To create trustworthy treatment strategies for comorbid alcohol use disorder and bipolar disorder, further studies are necessary. Addressing the link between bipolar disorder and substance abuse requires an integrated treatment approach. Dual diagnosis programs, which simultaneously treat both the mental health disorder and the substance use disorder, have been shown to be effective. These programs often include a combination of medication management, psychotherapy (such as cognitive-behavioral therapy or dialectical behavior therapy), and support groups like Alcoholics Anonymous or Dual Recovery Anonymous.

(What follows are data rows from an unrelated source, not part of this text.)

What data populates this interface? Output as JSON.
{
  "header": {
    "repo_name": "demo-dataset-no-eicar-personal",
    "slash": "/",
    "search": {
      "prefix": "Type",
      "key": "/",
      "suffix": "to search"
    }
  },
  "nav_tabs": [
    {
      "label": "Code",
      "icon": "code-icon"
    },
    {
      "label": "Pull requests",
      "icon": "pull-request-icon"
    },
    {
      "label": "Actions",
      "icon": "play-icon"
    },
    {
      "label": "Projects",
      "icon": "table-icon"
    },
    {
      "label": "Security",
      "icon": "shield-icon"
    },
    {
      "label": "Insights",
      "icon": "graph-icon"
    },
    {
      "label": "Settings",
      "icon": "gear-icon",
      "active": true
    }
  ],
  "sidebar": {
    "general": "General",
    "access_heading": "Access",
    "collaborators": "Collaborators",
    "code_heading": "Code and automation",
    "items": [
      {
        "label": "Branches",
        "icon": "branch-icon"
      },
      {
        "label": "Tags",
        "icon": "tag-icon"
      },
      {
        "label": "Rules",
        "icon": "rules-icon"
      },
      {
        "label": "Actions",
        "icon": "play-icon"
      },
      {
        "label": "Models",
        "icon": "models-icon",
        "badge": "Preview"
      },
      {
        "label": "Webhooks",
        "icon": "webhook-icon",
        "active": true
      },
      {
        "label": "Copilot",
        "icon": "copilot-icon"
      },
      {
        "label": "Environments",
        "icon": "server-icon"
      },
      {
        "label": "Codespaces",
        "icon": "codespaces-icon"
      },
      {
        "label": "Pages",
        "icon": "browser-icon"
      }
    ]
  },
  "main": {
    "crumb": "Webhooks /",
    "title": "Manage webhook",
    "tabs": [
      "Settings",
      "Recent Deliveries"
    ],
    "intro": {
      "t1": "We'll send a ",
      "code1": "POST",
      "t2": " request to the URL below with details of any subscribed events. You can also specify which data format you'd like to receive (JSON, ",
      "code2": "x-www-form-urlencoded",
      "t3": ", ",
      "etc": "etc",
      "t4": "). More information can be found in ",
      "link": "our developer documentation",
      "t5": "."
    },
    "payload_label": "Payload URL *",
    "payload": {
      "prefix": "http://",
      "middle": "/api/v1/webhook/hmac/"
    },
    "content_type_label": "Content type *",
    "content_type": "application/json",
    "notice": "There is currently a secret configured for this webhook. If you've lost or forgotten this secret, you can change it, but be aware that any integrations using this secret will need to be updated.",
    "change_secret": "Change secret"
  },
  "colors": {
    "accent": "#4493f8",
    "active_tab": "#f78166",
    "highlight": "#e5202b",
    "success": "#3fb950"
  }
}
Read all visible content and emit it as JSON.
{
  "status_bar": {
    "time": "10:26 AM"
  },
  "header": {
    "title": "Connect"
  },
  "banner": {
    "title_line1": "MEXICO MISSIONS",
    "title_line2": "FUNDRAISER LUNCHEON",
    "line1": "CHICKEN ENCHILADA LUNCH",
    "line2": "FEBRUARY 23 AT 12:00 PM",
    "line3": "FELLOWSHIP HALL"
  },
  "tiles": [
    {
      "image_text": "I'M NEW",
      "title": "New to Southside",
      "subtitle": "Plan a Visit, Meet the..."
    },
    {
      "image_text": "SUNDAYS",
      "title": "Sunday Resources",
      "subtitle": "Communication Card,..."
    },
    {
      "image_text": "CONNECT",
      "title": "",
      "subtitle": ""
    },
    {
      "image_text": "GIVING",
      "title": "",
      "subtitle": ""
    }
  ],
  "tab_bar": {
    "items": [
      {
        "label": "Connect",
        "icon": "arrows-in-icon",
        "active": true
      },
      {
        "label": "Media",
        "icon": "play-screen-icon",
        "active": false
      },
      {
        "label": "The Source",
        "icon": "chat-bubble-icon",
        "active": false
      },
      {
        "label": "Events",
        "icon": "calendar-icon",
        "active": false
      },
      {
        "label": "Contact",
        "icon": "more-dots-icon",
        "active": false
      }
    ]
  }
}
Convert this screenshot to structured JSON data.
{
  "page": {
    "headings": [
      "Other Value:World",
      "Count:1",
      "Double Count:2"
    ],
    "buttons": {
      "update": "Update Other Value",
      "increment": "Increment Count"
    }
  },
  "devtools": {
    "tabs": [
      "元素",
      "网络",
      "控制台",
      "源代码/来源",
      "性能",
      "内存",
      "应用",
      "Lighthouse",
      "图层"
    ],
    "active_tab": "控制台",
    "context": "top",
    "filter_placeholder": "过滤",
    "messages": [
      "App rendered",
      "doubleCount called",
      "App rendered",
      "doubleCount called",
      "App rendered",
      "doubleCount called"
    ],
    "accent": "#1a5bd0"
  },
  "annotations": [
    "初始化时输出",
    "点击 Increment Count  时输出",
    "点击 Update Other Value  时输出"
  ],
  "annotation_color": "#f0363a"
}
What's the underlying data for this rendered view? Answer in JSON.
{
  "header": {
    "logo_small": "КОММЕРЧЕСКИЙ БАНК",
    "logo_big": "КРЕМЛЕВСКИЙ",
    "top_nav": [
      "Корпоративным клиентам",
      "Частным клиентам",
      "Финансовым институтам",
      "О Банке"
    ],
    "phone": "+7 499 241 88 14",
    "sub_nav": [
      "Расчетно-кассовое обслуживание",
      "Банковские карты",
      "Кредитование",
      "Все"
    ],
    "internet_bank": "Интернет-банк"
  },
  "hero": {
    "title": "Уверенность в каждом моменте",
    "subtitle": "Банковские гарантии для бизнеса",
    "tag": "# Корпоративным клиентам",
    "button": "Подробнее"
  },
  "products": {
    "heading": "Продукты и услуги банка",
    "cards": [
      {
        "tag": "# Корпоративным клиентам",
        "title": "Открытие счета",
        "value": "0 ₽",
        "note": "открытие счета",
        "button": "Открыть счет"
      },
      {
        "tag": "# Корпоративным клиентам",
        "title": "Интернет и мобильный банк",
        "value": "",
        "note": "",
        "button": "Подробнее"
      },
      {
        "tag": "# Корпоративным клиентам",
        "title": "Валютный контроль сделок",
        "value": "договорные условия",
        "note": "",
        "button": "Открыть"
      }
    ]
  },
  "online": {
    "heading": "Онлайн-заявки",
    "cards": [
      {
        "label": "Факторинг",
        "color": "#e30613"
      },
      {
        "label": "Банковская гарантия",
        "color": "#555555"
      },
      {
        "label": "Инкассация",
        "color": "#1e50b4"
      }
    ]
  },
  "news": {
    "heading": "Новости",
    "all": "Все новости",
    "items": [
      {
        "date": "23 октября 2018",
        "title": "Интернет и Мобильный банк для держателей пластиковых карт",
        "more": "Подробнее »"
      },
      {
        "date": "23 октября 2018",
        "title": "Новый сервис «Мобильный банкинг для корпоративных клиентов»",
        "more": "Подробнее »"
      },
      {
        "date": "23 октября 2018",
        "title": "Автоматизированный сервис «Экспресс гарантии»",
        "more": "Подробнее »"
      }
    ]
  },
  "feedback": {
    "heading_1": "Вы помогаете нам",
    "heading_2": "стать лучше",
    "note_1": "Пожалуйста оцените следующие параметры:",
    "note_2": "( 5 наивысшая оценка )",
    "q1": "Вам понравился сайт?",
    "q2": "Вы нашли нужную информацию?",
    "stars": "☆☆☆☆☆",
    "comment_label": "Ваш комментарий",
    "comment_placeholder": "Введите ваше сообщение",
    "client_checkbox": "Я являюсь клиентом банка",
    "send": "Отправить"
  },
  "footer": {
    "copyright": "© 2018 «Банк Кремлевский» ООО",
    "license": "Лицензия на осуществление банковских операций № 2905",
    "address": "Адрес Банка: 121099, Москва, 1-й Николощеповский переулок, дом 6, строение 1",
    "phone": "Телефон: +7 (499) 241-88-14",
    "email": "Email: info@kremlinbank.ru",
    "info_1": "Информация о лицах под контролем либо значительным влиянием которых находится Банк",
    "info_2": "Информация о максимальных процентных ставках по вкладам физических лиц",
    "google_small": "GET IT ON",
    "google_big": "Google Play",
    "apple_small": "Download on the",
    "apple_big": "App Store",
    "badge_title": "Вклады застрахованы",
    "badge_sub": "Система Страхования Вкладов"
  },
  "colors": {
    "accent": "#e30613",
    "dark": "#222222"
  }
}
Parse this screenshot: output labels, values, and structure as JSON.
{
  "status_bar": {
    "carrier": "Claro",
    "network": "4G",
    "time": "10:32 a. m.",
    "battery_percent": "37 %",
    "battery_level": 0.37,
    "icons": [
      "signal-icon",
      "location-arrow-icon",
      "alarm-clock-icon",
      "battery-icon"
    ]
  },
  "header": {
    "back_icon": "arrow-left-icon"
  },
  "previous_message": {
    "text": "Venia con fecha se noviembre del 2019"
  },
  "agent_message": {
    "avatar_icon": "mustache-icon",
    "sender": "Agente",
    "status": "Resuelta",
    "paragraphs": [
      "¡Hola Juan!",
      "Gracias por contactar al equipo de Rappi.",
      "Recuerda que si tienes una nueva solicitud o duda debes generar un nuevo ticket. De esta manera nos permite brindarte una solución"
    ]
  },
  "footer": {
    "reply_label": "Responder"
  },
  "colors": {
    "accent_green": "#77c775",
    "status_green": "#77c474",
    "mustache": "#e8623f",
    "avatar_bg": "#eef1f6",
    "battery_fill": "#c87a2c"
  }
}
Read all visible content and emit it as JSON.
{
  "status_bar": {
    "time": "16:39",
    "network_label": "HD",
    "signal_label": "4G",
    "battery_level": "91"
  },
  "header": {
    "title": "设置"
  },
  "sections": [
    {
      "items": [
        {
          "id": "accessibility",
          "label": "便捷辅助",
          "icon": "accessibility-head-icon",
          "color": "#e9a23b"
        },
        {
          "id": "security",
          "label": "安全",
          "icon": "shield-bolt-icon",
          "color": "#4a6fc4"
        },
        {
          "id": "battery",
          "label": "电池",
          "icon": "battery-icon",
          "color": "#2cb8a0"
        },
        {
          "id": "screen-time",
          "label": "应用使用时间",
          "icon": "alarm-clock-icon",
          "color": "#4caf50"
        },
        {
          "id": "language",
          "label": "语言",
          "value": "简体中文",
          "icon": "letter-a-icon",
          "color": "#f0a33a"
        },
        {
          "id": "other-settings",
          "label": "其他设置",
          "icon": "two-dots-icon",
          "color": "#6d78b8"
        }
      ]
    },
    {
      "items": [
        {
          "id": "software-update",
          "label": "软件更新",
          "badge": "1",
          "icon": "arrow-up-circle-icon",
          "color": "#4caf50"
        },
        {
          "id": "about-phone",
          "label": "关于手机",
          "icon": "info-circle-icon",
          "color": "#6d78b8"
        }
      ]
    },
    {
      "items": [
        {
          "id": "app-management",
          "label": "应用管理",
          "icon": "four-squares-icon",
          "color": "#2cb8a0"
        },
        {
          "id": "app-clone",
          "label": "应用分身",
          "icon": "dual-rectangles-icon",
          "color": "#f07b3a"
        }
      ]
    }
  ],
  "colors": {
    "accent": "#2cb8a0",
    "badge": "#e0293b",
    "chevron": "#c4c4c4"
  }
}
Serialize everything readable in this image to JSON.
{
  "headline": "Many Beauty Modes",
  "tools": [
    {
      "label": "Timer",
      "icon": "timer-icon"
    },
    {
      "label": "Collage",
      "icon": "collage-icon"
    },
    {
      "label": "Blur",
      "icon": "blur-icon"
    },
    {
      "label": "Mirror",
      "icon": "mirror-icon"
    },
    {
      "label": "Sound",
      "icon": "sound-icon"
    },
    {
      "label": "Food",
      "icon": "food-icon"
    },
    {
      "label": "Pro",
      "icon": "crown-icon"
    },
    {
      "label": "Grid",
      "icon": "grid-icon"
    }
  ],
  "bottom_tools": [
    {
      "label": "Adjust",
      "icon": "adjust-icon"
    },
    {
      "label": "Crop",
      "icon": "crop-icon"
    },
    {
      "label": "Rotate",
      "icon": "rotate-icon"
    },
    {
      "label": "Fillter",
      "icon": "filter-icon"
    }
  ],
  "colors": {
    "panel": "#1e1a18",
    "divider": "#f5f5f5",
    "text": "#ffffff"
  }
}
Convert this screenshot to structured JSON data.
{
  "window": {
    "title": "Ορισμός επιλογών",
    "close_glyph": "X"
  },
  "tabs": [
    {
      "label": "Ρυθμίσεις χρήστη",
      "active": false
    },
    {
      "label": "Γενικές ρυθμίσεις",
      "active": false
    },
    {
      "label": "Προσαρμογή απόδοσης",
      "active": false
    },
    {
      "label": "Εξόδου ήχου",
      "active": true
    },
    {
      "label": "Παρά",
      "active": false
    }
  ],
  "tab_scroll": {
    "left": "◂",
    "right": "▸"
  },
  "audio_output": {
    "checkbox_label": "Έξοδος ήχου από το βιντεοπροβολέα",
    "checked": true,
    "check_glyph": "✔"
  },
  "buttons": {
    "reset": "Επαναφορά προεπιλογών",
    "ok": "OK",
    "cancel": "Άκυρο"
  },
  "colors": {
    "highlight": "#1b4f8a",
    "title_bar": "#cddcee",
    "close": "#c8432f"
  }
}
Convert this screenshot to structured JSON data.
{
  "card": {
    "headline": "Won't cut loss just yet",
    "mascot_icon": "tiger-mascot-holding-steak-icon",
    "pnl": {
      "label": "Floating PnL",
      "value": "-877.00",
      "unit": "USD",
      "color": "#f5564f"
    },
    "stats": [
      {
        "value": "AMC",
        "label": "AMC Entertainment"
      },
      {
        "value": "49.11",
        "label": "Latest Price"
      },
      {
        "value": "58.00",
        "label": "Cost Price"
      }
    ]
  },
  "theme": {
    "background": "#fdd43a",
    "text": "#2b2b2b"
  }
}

If commonalities in the recovery and relapse process in the two disorders can be seen as parallels between the two disorders, the focus on the relationship between the two disorders can be viewed as the intersection between BD and alcohol dependence. Thus, patients are told that drinking will negatively affect the course of their BD, and that non-adherence to their BD medication will increase their risk of relapse to drinking. Again, the focus on the intersection between the two disorders is consistent with the single-disorder paradigm. Alcohol dependence is also highly genetic (Mayfield et al., 2008), and a wide range of studies confirm that association (Kendler et al., 2009). Besides psychotherapy an individually tailored pharmacotherapy is essential in almost all BD patients with comorbid AUD.